五月三十日 横浜

 私はずっと彷徨っていた。迷っていることにすら気付かないほどに、完全に迷子になっていた。眩い光の中で。


 桂介は初夏の人だ。周りをも光で包む。力強い光で影を連れてなどいない。

 そこに惹かれた。いつまでも秋の翳りから抜け出さない私のところまで明るく照らしてくれた。


 だから私は間違えたのだ。


 その光が眩しすぎて目が眩み、自分が求めるものすら見極められなくなっていたのだ。眩しくて周りが見えないことを、翳りが消えたことを、幸せだと思ってしまった。


 桂介の隣――そこは暖かくて明るい。だけど私がほしいのは――


 ドアチャイムが鳴った。宅配便などが届く予定はない。一人暮らしは短くないけれど、こういう突然の訪問はいつまでも慣れない。毎回ひどく不安になる。恐怖と言ってもいいくらいに緊張する。


 足音を忍ばせ玄関に向かい、ドアスコープから覗くと、桂介が立っていた。


 ……どうして?


 終わりを迎えたはずなのに、どうして桂介がいるのかがわからない。けれどもそのことを嬉しく思う自分に気付いて戸惑う。


 私はまだ桂介を愛しているのだろうか。これまでの日々は桂介との想い出に溢れている。


 私の世界は狭くて小さい。

 アキと会えなくなってからの私は、アイリスとこの部屋との往復だけだった。世界は閉じていて、言葉を交わすのはあやめさんとだけだった。

 その閉じた世界に差し込んだ光が桂介だった。相変わらず私は狭い世界にいるけれども、光の差しこむ窓は広く開け放たれていて、いつも外の世界と繋がっていた。


 涙が零れる。

 桂介と別れるということは光を失うこと。そうなった時、私は後悔しないだろうか。悔やみ、泣きながら思い出に浸る自分の姿が容易に浮かぶ。

 そうすると、私が下した選択は間違いなのか。桂介との将来は鮮やかに思い描くことができる。

 桂介と離れたら、私はひとり。ひとり暮らしのひとりとは少し違う。日々の暮らしが誰かにしっかりと繋がっているという安心感。それを失う覚悟が私にあるのだろうか。


 再びチャイムが鳴る。


 出なくていいのだろうか。このまま居留守を使う? もう一度話す? 話すって――なにを?


 失うと思うから惜しくなっているだけ? 本当は今でも必要としている? 考えることは同じところをグルグルと回る。


 わかっている。思い出は愛おしい。たまらなく愛おしい。フットサルの応援に行ったこと、ドライブしたこと、遊びや旅行に行ったこと、一日中家から一歩も出ずにゴロゴロしたこと……。全てが愛おしい思い出。

 それはもう二度とないのかと思うととめどなく涙が零れる。今、桂介に会えば、きっとやり直そうと思うだろう。


 私はなぜ桂介と離れようとしたのか、わからなくなりつつある。


 稲村ヶ崎の海を眺める公園で一方的に突き返した指輪と想い。あの時は真実に辿り着いた気がしたのだった。私が求めているのは初夏の光ではないと。

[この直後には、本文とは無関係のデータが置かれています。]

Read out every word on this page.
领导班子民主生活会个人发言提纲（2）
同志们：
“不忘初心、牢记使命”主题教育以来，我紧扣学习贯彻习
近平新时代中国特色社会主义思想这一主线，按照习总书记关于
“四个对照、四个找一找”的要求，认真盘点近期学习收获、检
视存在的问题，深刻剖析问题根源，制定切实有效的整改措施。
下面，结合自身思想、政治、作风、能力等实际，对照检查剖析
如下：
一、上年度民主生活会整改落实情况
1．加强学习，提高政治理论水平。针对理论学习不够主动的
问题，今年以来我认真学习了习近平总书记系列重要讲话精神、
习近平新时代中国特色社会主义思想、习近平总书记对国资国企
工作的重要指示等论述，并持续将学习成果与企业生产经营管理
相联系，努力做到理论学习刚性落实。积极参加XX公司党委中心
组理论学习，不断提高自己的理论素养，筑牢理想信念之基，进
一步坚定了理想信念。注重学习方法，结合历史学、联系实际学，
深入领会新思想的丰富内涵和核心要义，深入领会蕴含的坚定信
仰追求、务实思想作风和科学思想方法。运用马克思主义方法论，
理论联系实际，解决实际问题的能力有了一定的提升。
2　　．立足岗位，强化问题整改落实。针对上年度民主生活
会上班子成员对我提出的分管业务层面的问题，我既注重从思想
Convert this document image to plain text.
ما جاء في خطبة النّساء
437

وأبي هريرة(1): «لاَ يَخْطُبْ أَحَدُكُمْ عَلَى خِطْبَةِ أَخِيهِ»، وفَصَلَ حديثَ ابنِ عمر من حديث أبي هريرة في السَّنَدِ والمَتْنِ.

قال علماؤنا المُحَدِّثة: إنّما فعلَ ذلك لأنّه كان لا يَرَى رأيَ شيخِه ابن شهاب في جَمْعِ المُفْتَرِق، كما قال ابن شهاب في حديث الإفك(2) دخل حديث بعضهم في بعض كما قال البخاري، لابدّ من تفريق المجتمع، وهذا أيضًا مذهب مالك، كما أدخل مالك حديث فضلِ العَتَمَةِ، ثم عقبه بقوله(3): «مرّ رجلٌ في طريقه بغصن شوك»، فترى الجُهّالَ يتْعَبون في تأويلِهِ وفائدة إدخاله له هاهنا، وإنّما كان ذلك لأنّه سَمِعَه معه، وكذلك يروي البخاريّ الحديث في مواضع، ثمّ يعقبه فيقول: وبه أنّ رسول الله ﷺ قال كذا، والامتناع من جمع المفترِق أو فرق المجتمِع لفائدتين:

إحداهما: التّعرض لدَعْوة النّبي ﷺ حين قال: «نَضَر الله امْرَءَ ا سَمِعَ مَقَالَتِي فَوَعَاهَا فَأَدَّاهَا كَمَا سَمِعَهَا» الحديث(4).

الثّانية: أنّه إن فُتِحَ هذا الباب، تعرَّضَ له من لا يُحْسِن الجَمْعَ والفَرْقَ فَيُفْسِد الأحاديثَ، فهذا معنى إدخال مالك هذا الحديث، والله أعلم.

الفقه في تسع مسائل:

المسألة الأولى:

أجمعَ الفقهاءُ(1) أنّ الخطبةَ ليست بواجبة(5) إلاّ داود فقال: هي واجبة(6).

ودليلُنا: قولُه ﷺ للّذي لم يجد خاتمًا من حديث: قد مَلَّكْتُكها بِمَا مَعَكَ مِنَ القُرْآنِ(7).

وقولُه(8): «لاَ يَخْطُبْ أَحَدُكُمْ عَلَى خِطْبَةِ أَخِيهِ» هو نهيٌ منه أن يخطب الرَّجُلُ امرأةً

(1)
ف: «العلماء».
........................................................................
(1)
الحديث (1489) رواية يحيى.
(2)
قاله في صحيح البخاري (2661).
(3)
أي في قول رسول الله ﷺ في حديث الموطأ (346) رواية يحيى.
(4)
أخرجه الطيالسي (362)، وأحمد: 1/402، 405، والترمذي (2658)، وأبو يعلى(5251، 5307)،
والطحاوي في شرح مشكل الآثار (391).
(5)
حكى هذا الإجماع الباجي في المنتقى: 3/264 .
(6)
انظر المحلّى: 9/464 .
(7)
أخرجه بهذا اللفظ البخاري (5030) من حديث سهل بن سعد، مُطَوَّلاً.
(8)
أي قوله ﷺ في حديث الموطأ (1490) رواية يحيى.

 けれども、だからといって、私は彰太さんにアキや桂介に抱いたのと同じ気持ちを持っているとは言い難い。その思いはもっと深いところ。魂が響き合い、互いの糸を手繰り寄せずにはいられないような――。


 それならばなぜ、桂介と離れる必要があるのだろう。

 桂介への想いを恋と呼ぶのなら、彰太さんへと向かうこの心はなんという名なのだろう。おそらくふたつは異なるもの。


 私はなんのために桂介を傷つけているのだろうか。

 そう思ったら、いつの間にかドアを開けていた。


 初夏をまとった人の背後にはどんよりと煤色の雲が分厚く垂れこめている。


「……いたんだ」


 そんなふうに桂介がいつもの笑顔で言うから、私は涙が止まらなくなる。

 桂介を傷つけてしまったという罪悪感。桂介の痛みを思い。

 私が気紛れに届くあてのない手紙などを書かなければこんなことにはならなかった。……こんなこと? こんなことにしたのは私。手紙を書いたからではない。なにか見えなかった色が見えてしまったから。繋がるはずのない糸が手繰り寄せられ、手繰り寄せてしまったから。私の色に重ねてほしい色に出会ってしまったから。清廉な魂の色の――。


「……美鈴」


 桂介が優しく囁き、そっと私の頭を撫でる。


 その瞬間、私は知ってしまった。理屈ではなく、この人は違うのだと。

 少し前まではあたたかな気持ちになれたその仕草が、激しい嫌悪を伴った。とっさに飛び退きそうになるのをこらえ、俯く。これ以上傷付けるわけにはいかない。

 すると、私はなにも告げないのに、桂介は自嘲気味に笑い声をあげて手を離した。


「美鈴にもいつか彼氏ができるのかな。それとも俺がまた彼氏になるのかな」


 私は笑って流すことしかできない。


「なにか困ったときや遊びたい時は電話して」


 私のせめてもの誠意は、ここで頷いたりしないことだ。桂介と離れようと思ったのは想いが移ったわけではない。ただここにないと知ってしまっただけ。行き場を見失った想いは私の胸の中に。いつかまた誰かに預けるかもしれないし、そうでないかもしれない。

 それでもその誰かは桂介ではない。それだけはたしか。


 それを気付かせてくれたのは鎌倉から届く水茎の跡。




 去っていく桂介の後ろ姿に、降り始めたばかりの雨が静かに重なっている。